Au cœur du Swaziland, aujourd’hui appelé Eswatini, l’architecture vernaculaire reste très marquée et influencée par les traditions locales. L’un des exemples les plus emblématiques est la hutte « ruche » Nguni. Cette habitation ancestrale tire son nom de sa forme caractéristique en dôme, semblable à une ruche d’abeilles, et reflète les pratiques sociales et culturelles du peuple swazi.
Une architecture ronde et ingénieuse
La hutte Nguni est construite à partir d’un cadre semi-sphérique formé de poteaux en bois souple recouverts de chaume. Le tout est solidement lié avec des cordes tressées à partir de fibres végétales. Ce type d’architecture ne nécessite ni clous, ni ciment, ni fondation profonde, ce qui la rend particulièrement adaptée à l’environnement local. La structure est démontable si besoin.
Le chaume utilisé pour le toit est une herbe grossière, résistante aux intempéries et renouvelable. Sa forme arrondie permet une bonne circulation de l’air à l’intérieur, tout en limitant l’exposition au vent.

Fonctionnalité et spiritualité
Chaque hutte a une fonction précise. Dans une ferme swazi traditionnelle, surtout dans les foyers polygames, chaque épouse dispose de sa propre hutte ainsi que d’une cour privée, séparée des autres par des palissades de roseaux. On distingue trois types de huttes principales :
- La hutte pour dormir, souvent la plus intime.
- La hutte pour cuisiner, avec un foyer central permanent.
- La hutte de stockage, dédiée aux récoltes ou aux objets de valeur.
Dans les grandes fermes, des huttes supplémentaires sont construites pour les fils célibataires ou comme espaces de réception. La grande hutte centrale, souvent plus imposante, est consacrée aux esprits ancestraux. Elle est considérée comme un lieu sacré et reste vide ou utilisée pour les rituels.

Une porte basse et un cercle protecteur
L’entrée des huttes Nguni est volontairement très basse. Les personnes doivent se courber pour entrer, un geste perçu comme un signe de respect mais également une mesure défensive : en cas d’attaque, un ennemi ne peut pas pénétrer rapidement. Le plan circulaire de la hutte, sans angles, repose également sur une croyance : les esprits malins ne peuvent pas se cacher dans les coins.
Cette disposition circulaire se retrouve à l’échelle de la propriété entière. Les huttes sont généralement regroupées, formant un petit village familial, avec des tailles variables selon leur fonction ou le statut de la personne qu’elles abritent. Ce regroupement renforce les liens familiaux et facilite la répartition des tâches quotidiennes. Les enfants peuvent passer d’une hutte à l’autre en toute sécurité, sous l’œil des aînés. L’agencement circulaire crée aussi un espace central partagé, souvent utilisé pour les réunions, rites ou célébrations. Cette configuration favorise la cohésion sociale et symbolise l’unité du clan.
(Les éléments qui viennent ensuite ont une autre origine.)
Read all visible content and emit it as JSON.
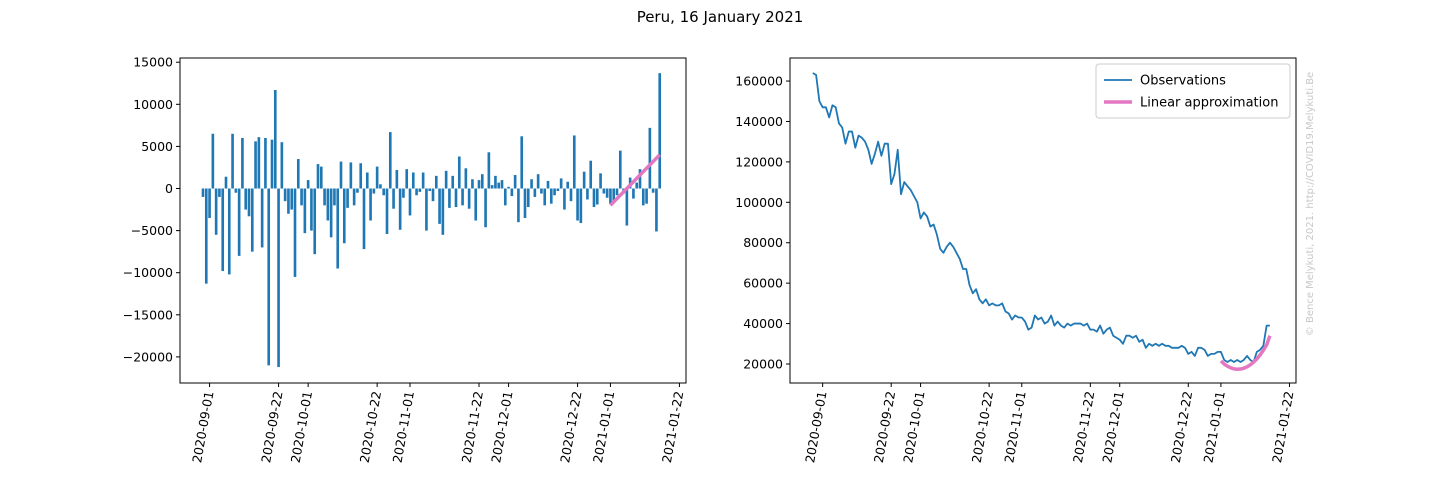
{
  "title": "Peru, 16 January 2021",
  "watermark": "© Bence Melykuti, 2021. http://COVID19.Melykuti.Be",
  "chart_data": [
    {
      "type": "bar",
      "x": [
        "2020-08-30",
        "2020-08-31",
        "2020-09-01",
        "2020-09-02",
        "2020-09-03",
        "2020-09-04",
        "2020-09-05",
        "2020-09-06",
        "2020-09-07",
        "2020-09-08",
        "2020-09-09",
        "2020-09-10",
        "2020-09-11",
        "2020-09-12",
        "2020-09-13",
        "2020-09-14",
        "2020-09-15",
        "2020-09-16",
        "2020-09-17",
        "2020-09-18",
        "2020-09-19",
        "2020-09-20",
        "2020-09-21",
        "2020-09-22",
        "2020-09-23",
        "2020-09-24",
        "2020-09-25",
        "2020-09-26",
        "2020-09-27",
        "2020-09-28",
        "2020-09-29",
        "2020-09-30",
        "2020-10-01",
        "2020-10-02",
        "2020-10-03",
        "2020-10-04",
        "2020-10-05",
        "2020-10-06",
        "2020-10-07",
        "2020-10-08",
        "2020-10-09",
        "2020-10-10",
        "2020-10-11",
        "2020-10-12",
        "2020-10-13",
        "2020-10-14",
        "2020-10-15",
        "2020-10-16",
        "2020-10-17",
        "2020-10-18",
        "2020-10-19",
        "2020-10-20",
        "2020-10-21",
        "2020-10-22",
        "2020-10-23",
        "2020-10-24",
        "2020-10-25",
        "2020-10-26",
        "2020-10-27",
        "2020-10-28",
        "2020-10-29",
        "2020-10-30",
        "2020-10-31",
        "2020-11-01",
        "2020-11-02",
        "2020-11-03",
        "2020-11-04",
        "2020-11-05",
        "2020-11-06",
        "2020-11-07",
        "2020-11-08",
        "2020-11-09",
        "2020-11-10",
        "2020-11-11",
        "2020-11-12",
        "2020-11-13",
        "2020-11-14",
        "2020-11-15",
        "2020-11-16",
        "2020-11-17",
        "2020-11-18",
        "2020-11-19",
        "2020-11-20",
        "2020-11-21",
        "2020-11-22",
        "2020-11-23",
        "2020-11-24",
        "2020-11-25",
        "2020-11-26",
        "2020-11-27",
        "2020-11-28",
        "2020-11-29",
        "2020-11-30",
        "2020-12-01",
        "2020-12-02",
        "2020-12-03",
        "2020-12-04",
        "2020-12-05",
        "2020-12-06",
        "2020-12-07",
        "2020-12-08",
        "2020-12-09",
        "2020-12-10",
        "2020-12-11",
        "2020-12-12",
        "2020-12-13",
        "2020-12-14",
        "2020-12-15",
        "2020-12-16",
        "2020-12-17",
        "2020-12-18",
        "2020-12-19",
        "2020-12-20",
        "2020-12-21",
        "2020-12-22",
        "2020-12-23",
        "2020-12-24",
        "2020-12-25",
        "2020-12-26",
        "2020-12-27",
        "2020-12-28",
        "2020-12-29",
        "2020-12-30",
        "2020-12-31",
        "2021-01-01",
        "2021-01-02",
        "2021-01-03",
        "2021-01-04",
        "2021-01-05",
        "2021-01-06",
        "2021-01-07",
        "2021-01-08",
        "2021-01-09",
        "2021-01-10",
        "2021-01-11",
        "2021-01-12",
        "2021-01-13",
        "2021-01-14",
        "2021-01-15",
        "2021-01-16"
      ],
      "values": [
        -1000,
        -11300,
        -3500,
        6500,
        -5500,
        -1000,
        -9800,
        1400,
        -10200,
        6500,
        -500,
        -8000,
        6000,
        -2500,
        -3300,
        -7500,
        5600,
        6100,
        -7000,
        6000,
        -21000,
        5800,
        11700,
        -21200,
        5500,
        -1500,
        -3000,
        -2500,
        -10500,
        3500,
        -2000,
        -5300,
        1000,
        -5000,
        -7800,
        2900,
        2600,
        -2000,
        -3800,
        -5800,
        -2000,
        -9500,
        3200,
        -6500,
        -2300,
        3100,
        -2000,
        -500,
        3000,
        -7200,
        1900,
        -3800,
        -600,
        2600,
        500,
        -800,
        -5400,
        6700,
        -2400,
        2200,
        -4900,
        -1100,
        2300,
        -3200,
        1900,
        -800,
        -400,
        1900,
        -5000,
        -300,
        -1500,
        1500,
        -4200,
        -5500,
        2100,
        -2300,
        1500,
        -2200,
        3800,
        -2000,
        2400,
        -2400,
        1100,
        -3800,
        1000,
        1700,
        -4600,
        4300,
        400,
        1500,
        700,
        1000,
        -2000,
        200,
        -900,
        1600,
        -4000,
        6200,
        -3500,
        -2200,
        1100,
        -1000,
        1700,
        -600,
        -2000,
        900,
        -1800,
        -800,
        -300,
        1200,
        -2500,
        800,
        -1500,
        6300,
        -3800,
        -4100,
        2000,
        -1300,
        3300,
        -2200,
        -1900,
        1800,
        -600,
        -1100,
        -1800,
        -1500,
        -800,
        4500,
        -600,
        -4400,
        1300,
        -1200,
        700,
        2300,
        -2000,
        -1800,
        7200,
        -500,
        -5100,
        13700
      ],
      "color": "#1f77b4",
      "fit": {
        "x": [
          "2021-01-01",
          "2021-01-16"
        ],
        "values": [
          -2000,
          4000
        ],
        "color": "#e377c2"
      },
      "xlim": [
        "2020-08-23",
        "2021-01-24"
      ],
      "xticks": [
        "2020-09-01",
        "2020-09-22",
        "2020-10-01",
        "2020-10-22",
        "2020-11-01",
        "2020-11-22",
        "2020-12-01",
        "2020-12-22",
        "2021-01-01",
        "2021-01-22"
      ],
      "ylim": [
        -23100,
        15500
      ],
      "yticks": [
        {
          "value": -20000,
          "label": "−20000"
        },
        {
          "value": -15000,
          "label": "−15000"
        },
        {
          "value": -10000,
          "label": "−10000"
        },
        {
          "value": -5000,
          "label": "−5000"
        },
        0,
        5000,
        10000,
        15000
      ]
    },
    {
      "type": "line",
      "series": [
        {
          "name": "Observations",
          "color": "#1f77b4",
          "x": [
            "2020-08-29",
            "2020-08-30",
            "2020-08-31",
            "2020-09-01",
            "2020-09-02",
            "2020-09-03",
            "2020-09-04",
            "2020-09-05",
            "2020-09-06",
            "2020-09-07",
            "2020-09-08",
            "2020-09-09",
            "2020-09-10",
            "2020-09-11",
            "2020-09-12",
            "2020-09-13",
            "2020-09-14",
            "2020-09-15",
            "2020-09-16",
            "2020-09-17",
            "2020-09-18",
            "2020-09-19",
            "2020-09-20",
            "2020-09-21",
            "2020-09-22",
            "2020-09-23",
            "2020-09-24",
            "2020-09-25",
            "2020-09-26",
            "2020-09-27",
            "2020-09-28",
            "2020-09-29",
            "2020-09-30",
            "2020-10-01",
            "2020-10-02",
            "2020-10-03",
            "2020-10-04",
            "2020-10-05",
            "2020-10-06",
            "2020-10-07",
            "2020-10-08",
            "2020-10-09",
            "2020-10-10",
            "2020-10-11",
            "2020-10-12",
            "2020-10-13",
            "2020-10-14",
            "2020-10-15",
            "2020-10-16",
            "2020-10-17",
            "2020-10-18",
            "2020-10-19",
            "2020-10-20",
            "2020-10-21",
            "2020-10-22",
            "2020-10-23",
            "2020-10-24",
            "2020-10-25",
            "2020-10-26",
            "2020-10-27",
            "2020-10-28",
            "2020-10-29",
            "2020-10-30",
            "2020-10-31",
            "2020-11-01",
            "2020-11-02",
            "2020-11-03",
            "2020-11-04",
            "2020-11-05",
            "2020-11-06",
            "2020-11-07",
            "2020-11-08",
            "2020-11-09",
            "2020-11-10",
            "2020-11-11",
            "2020-11-12",
            "2020-11-13",
            "2020-11-14",
            "2020-11-15",
            "2020-11-16",
            "2020-11-17",
            "2020-11-18",
            "2020-11-19",
            "2020-11-20",
            "2020-11-21",
            "2020-11-22",
            "2020-11-23",
            "2020-11-24",
            "2020-11-25",
            "2020-11-26",
            "2020-11-27",
            "2020-11-28",
            "2020-11-29",
            "2020-11-30",
            "2020-12-01",
            "2020-12-02",
            "2020-12-03",
            "2020-12-04",
            "2020-12-05",
            "2020-12-06",
            "2020-12-07",
            "2020-12-08",
            "2020-12-09",
            "2020-12-10",
            "2020-12-11",
            "2020-12-12",
            "2020-12-13",
            "2020-12-14",
            "2020-12-15",
            "2020-12-16",
            "2020-12-17",
            "2020-12-18",
            "2020-12-19",
            "2020-12-20",
            "2020-12-21",
            "2020-12-22",
            "2020-12-23",
            "2020-12-24",
            "2020-12-25",
            "2020-12-26",
            "2020-12-27",
            "2020-12-28",
            "2020-12-29",
            "2020-12-30",
            "2020-12-31",
            "2021-01-01",
            "2021-01-02",
            "2021-01-03",
            "2021-01-04",
            "2021-01-05",
            "2021-01-06",
            "2021-01-07",
            "2021-01-08",
            "2021-01-09",
            "2021-01-10",
            "2021-01-11",
            "2021-01-12",
            "2021-01-13",
            "2021-01-14",
            "2021-01-15",
            "2021-01-16"
          ],
          "values": [
            164000,
            163000,
            150000,
            147000,
            147000,
            142000,
            148000,
            147000,
            139000,
            137000,
            129000,
            135000,
            135000,
            127000,
            133000,
            132000,
            130000,
            126000,
            119000,
            124000,
            130000,
            123000,
            129000,
            129000,
            109000,
            114000,
            126000,
            104000,
            110000,
            108000,
            106000,
            103000,
            100000,
            92000,
            95000,
            93000,
            88000,
            89000,
            84000,
            77000,
            75000,
            78000,
            80000,
            78000,
            75000,
            72000,
            67000,
            67000,
            59000,
            55000,
            57000,
            52000,
            50000,
            52000,
            49000,
            50000,
            49000,
            49000,
            50000,
            46000,
            45000,
            42000,
            44000,
            43000,
            43000,
            41000,
            37000,
            38000,
            44000,
            42000,
            43000,
            40000,
            41000,
            44000,
            39000,
            41000,
            39000,
            38000,
            40000,
            39000,
            40000,
            40000,
            40000,
            39000,
            40000,
            37000,
            37000,
            36000,
            39000,
            35000,
            37000,
            38000,
            34000,
            33000,
            32000,
            30000,
            34000,
            34000,
            33000,
            34000,
            31000,
            32000,
            28000,
            30000,
            29000,
            30000,
            29000,
            30000,
            29000,
            29000,
            28000,
            28000,
            28000,
            29000,
            28000,
            25000,
            26000,
            24000,
            28000,
            28000,
            27000,
            24000,
            25000,
            25000,
            26000,
            26000,
            22000,
            21000,
            22000,
            21000,
            22000,
            21000,
            22000,
            24000,
            22000,
            21000,
            26000,
            27000,
            29000,
            39000,
            39000
          ]
        },
        {
          "name": "Linear approximation",
          "color": "#e377c2",
          "x": [
            "2021-01-01",
            "2021-01-02",
            "2021-01-03",
            "2021-01-04",
            "2021-01-05",
            "2021-01-06",
            "2021-01-07",
            "2021-01-08",
            "2021-01-09",
            "2021-01-10",
            "2021-01-11",
            "2021-01-12",
            "2021-01-13",
            "2021-01-14",
            "2021-01-15",
            "2021-01-16"
          ],
          "values": [
            21500,
            20000,
            18900,
            18100,
            17600,
            17400,
            17500,
            17900,
            18600,
            19600,
            20900,
            22500,
            24500,
            26800,
            29400,
            34000
          ]
        }
      ],
      "legend": "upper right",
      "xlim": [
        "2020-08-22",
        "2021-01-24"
      ],
      "xticks": [
        "2020-09-01",
        "2020-09-22",
        "2020-10-01",
        "2020-10-22",
        "2020-11-01",
        "2020-11-22",
        "2020-12-01",
        "2020-12-22",
        "2021-01-01",
        "2021-01-22"
      ],
      "ylim": [
        10600,
        171400
      ],
      "yticks": [
        20000,
        40000,
        60000,
        80000,
        100000,
        120000,
        140000,
        160000
      ]
    }
  ]
}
Confort naturel et hygiène intégrée
Malgré leur apparente simplicité, les huttes Nguni sont particulièrement efficaces sur le plan thermique. Elles restent fraîches en été grâce à la ventilation naturelle du chaume, et conservent la chaleur en hiver grâce à leur forme fermée et à la densité du toit. Le sol est recouvert de sable finement ratissé, parfois durci à l’argile. Un feu est maintenu au centre pour chauffer, cuisiner ou éloigner les insectes. La fumée s’échappe lentement à travers les interstices du toit, créant un effet de fumigation naturelle.
Traditionnellement, il n’y avait ni meubles ni chaises. Les habitants s’asseyaient ou dormaient sur des tapis en herbe tressée, avec pour oreillers des appuis-tête en bois sculpté, utilitaires et esthétiques.

Une adaptation contemporaine pour le tourisme
Aujourd’hui, de nombreuses huttes Nguni ont été adaptées pour accueillir des touristes. Dans des lodges comme Hawane, Mlilwane, Nisela ou Phophonyane, les huttes conservent leur forme traditionnelle mais incluent des lits modernes, parfois une douche intérieure, tout en respectant l’esprit du lieu.
Cette valorisation touristique permet de préserver le savoir-faire de la maison ruche traditionnelle du Swaziland, tout en offrant des revenus complémentaires aux communautés locales.